Glycosylation modification: oxidation of the Fc segment of the antibody sugar chain, bound to the hydrazide group of the marker.

2. Genetic engineering law

Fusion protein tags: such as the expression of antibodies with fluorescent protein (eGFP) and enzymes (such as HRP) through gene recombination.

Click Chemistry: Introduce unnatural amino acids (e.g. Azide) to connect the markers through a click reaction.

3. Biotin-avidin system

- Label biotin first, followed by streptavidin (high affinity) ligase or fluorescently labeled avidin.

III. Application scenarios for antibody labeling

1. Immunohistochemistry (IHC): Fluorescence or enzyme-labeled antibodies target antigens in tissues.

2. Flow cytometry: multicolor fluorescence labeling to analyze cell surface/internal antigens.

3. Diagnostic reagents: such as colloidal gold-labeled rapid test strips (pregnancy test strips, infectious disease detection).

4. Drug conjugates (ADCs): Antibody-drug conjugates (e.g., targeted delivery of anticancer drugs).

IV. Precautions

1. Labeling efficiency: It is necessary to optimize the labeling ratio (e.g. fluorescent dye/antibody ratio, to avoid over-labeling leading to antibody inactivation).

2. Antibody activity protection: Avoid severe reaction conditions (e.g. pH, temperature).

3. Purification: removal of free markers (often gel filtration or dialysis).

4. Storage: Avoid light (fluorescent labeling) and avoid repeated freezing and thawing.

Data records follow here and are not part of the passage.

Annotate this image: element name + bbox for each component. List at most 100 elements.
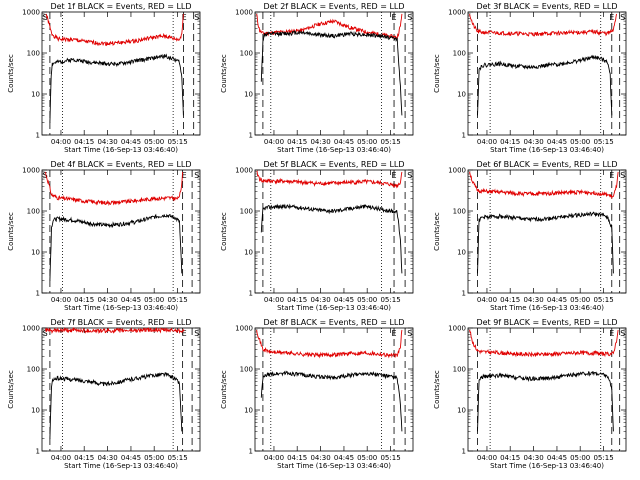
x-tick-label: 04:15 [74, 138, 94, 146]
y-axis-label: Counts/sec [433, 370, 441, 409]
plot-frame [467, 11, 627, 136]
y-axis-label: Counts/sec [7, 212, 15, 251]
series-red-lld [469, 171, 619, 200]
plot-frame [254, 11, 414, 136]
marker-label: E [182, 329, 187, 338]
x-tick-label: 05:00 [144, 296, 164, 304]
x-tick-label: 05:15 [380, 296, 400, 304]
series-black-events [260, 203, 403, 274]
x-tick-label: 04:15 [500, 454, 520, 462]
y-tick-label: 1 [36, 448, 40, 456]
marker-label: S [620, 13, 625, 22]
y-tick-label: 100 [240, 366, 253, 374]
x-tick-label: 04:45 [547, 296, 567, 304]
y-tick-label: 1 [249, 448, 253, 456]
series-black-events [49, 53, 184, 123]
x-axis-label: Start Time (16-Sep-13 03:46:40) [490, 304, 604, 312]
y-axis-label: Counts/sec [433, 54, 441, 93]
y-tick-label: 1 [462, 290, 466, 298]
x-tick-label: 04:00 [264, 454, 284, 462]
x-tick-label: 04:15 [500, 138, 520, 146]
marker-label: E [609, 329, 614, 338]
plot-frame [41, 169, 201, 294]
x-tick-label: 04:30 [310, 296, 330, 304]
panel-7: Det 7f BLACK = Events, RED = LLD 1 10 100 10… [7, 318, 201, 470]
x-axis-label: Start Time (16-Sep-13 03:46:40) [277, 146, 391, 154]
marker-label: E [609, 13, 614, 22]
x-tick-label: 05:00 [357, 138, 377, 146]
x-tick-label: 05:00 [570, 296, 590, 304]
chart-title: Det 9f BLACK = Events, RED = LLD [476, 318, 617, 327]
x-tick-label: 05:15 [593, 296, 613, 304]
series-red-lld [44, 326, 185, 335]
y-tick-label: 10 [457, 249, 466, 257]
x-tick-label: 04:30 [97, 138, 117, 146]
x-tick-label: 04:30 [523, 138, 543, 146]
x-tick-label: 04:45 [334, 138, 354, 146]
x-tick-label: 04:45 [121, 296, 141, 304]
y-tick-label: 1000 [235, 167, 253, 175]
marker-label: E [392, 13, 397, 22]
y-tick-label: 1 [462, 132, 466, 140]
x-tick-label: 04:45 [121, 454, 141, 462]
marker-label: S [407, 13, 412, 22]
y-tick-label: 100 [453, 366, 466, 374]
series-red-lld [469, 13, 617, 37]
y-tick-label: 10 [244, 91, 253, 99]
x-tick-label: 04:15 [74, 454, 94, 462]
x-tick-label: 04:00 [51, 138, 71, 146]
x-tick-label: 04:00 [477, 454, 497, 462]
x-tick-label: 04:00 [51, 454, 71, 462]
series-black-events [477, 370, 614, 432]
series-black-events [260, 29, 403, 116]
y-tick-label: 100 [240, 50, 253, 58]
x-tick-label: 04:30 [523, 296, 543, 304]
y-axis-label: Counts/sec [7, 54, 15, 93]
x-tick-label: 05:00 [570, 454, 590, 462]
panel-8: Det 8f BLACK = Events, RED = LLD 1 10 100 10… [220, 318, 414, 470]
series-black-events [49, 372, 183, 439]
x-tick-label: 04:00 [264, 138, 284, 146]
y-tick-label: 10 [31, 407, 40, 415]
series-red-lld [256, 170, 403, 189]
plot-frame [467, 327, 627, 452]
x-axis-label: Start Time (16-Sep-13 03:46:40) [277, 462, 391, 470]
y-tick-label: 1000 [22, 9, 40, 17]
y-axis-label: Counts/sec [433, 212, 441, 251]
x-tick-label: 05:15 [593, 454, 613, 462]
marker-label: E [392, 329, 397, 338]
x-axis-label: Start Time (16-Sep-13 03:46:40) [277, 304, 391, 312]
x-tick-label: 05:00 [357, 296, 377, 304]
y-tick-label: 100 [240, 208, 253, 216]
plot-frame [41, 327, 201, 452]
y-tick-label: 1 [36, 290, 40, 298]
x-tick-label: 04:00 [264, 296, 284, 304]
series-black-events [477, 54, 613, 116]
x-tick-label: 04:45 [547, 138, 567, 146]
x-axis-label: Start Time (16-Sep-13 03:46:40) [64, 304, 178, 312]
y-tick-label: 100 [27, 50, 40, 58]
y-tick-label: 10 [31, 249, 40, 257]
y-tick-label: 10 [457, 91, 466, 99]
x-tick-label: 05:00 [144, 138, 164, 146]
y-tick-label: 100 [453, 208, 466, 216]
y-tick-label: 1 [249, 132, 253, 140]
y-tick-label: 1000 [448, 167, 466, 175]
y-tick-label: 1 [462, 448, 466, 456]
x-tick-label: 05:15 [167, 296, 187, 304]
y-axis-label: Counts/sec [220, 54, 228, 93]
y-tick-label: 1 [249, 290, 253, 298]
y-tick-label: 1000 [448, 9, 466, 17]
x-tick-label: 04:00 [477, 296, 497, 304]
x-tick-label: 04:30 [97, 454, 117, 462]
y-tick-label: 100 [27, 366, 40, 374]
marker-label: S [43, 329, 48, 338]
x-tick-label: 05:15 [593, 138, 613, 146]
y-axis-label: Counts/sec [220, 370, 228, 409]
marker-label: S [43, 13, 48, 22]
chart-title: Det 7f BLACK = Events, RED = LLD [50, 318, 191, 327]
y-tick-label: 10 [457, 407, 466, 415]
x-tick-label: 04:30 [97, 296, 117, 304]
panel-1: Det 1f BLACK = Events, RED = LLD 1 10 100 10… [7, 2, 201, 154]
y-tick-label: 1 [36, 132, 40, 140]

V. Frequently Asked Questions

Why is the antibody signal weak after labeling?

Possible causes: over-labeling (masking antigen binding check points), antibody denaturation, unpurified free markers.

How to choose a marking method?

According to the detection target (e.g., high sensitivity is required to select the enzyme label, multiple detection is required to select the fluorescence) and the experimental platform (e.g., the flow type requires dyes with different excitation/emission wavelengths).

The choice of antibody labeling technology directly affects the sensitivity and specificity of the experiment, and the optimization scheme needs to be combined with specific requirements.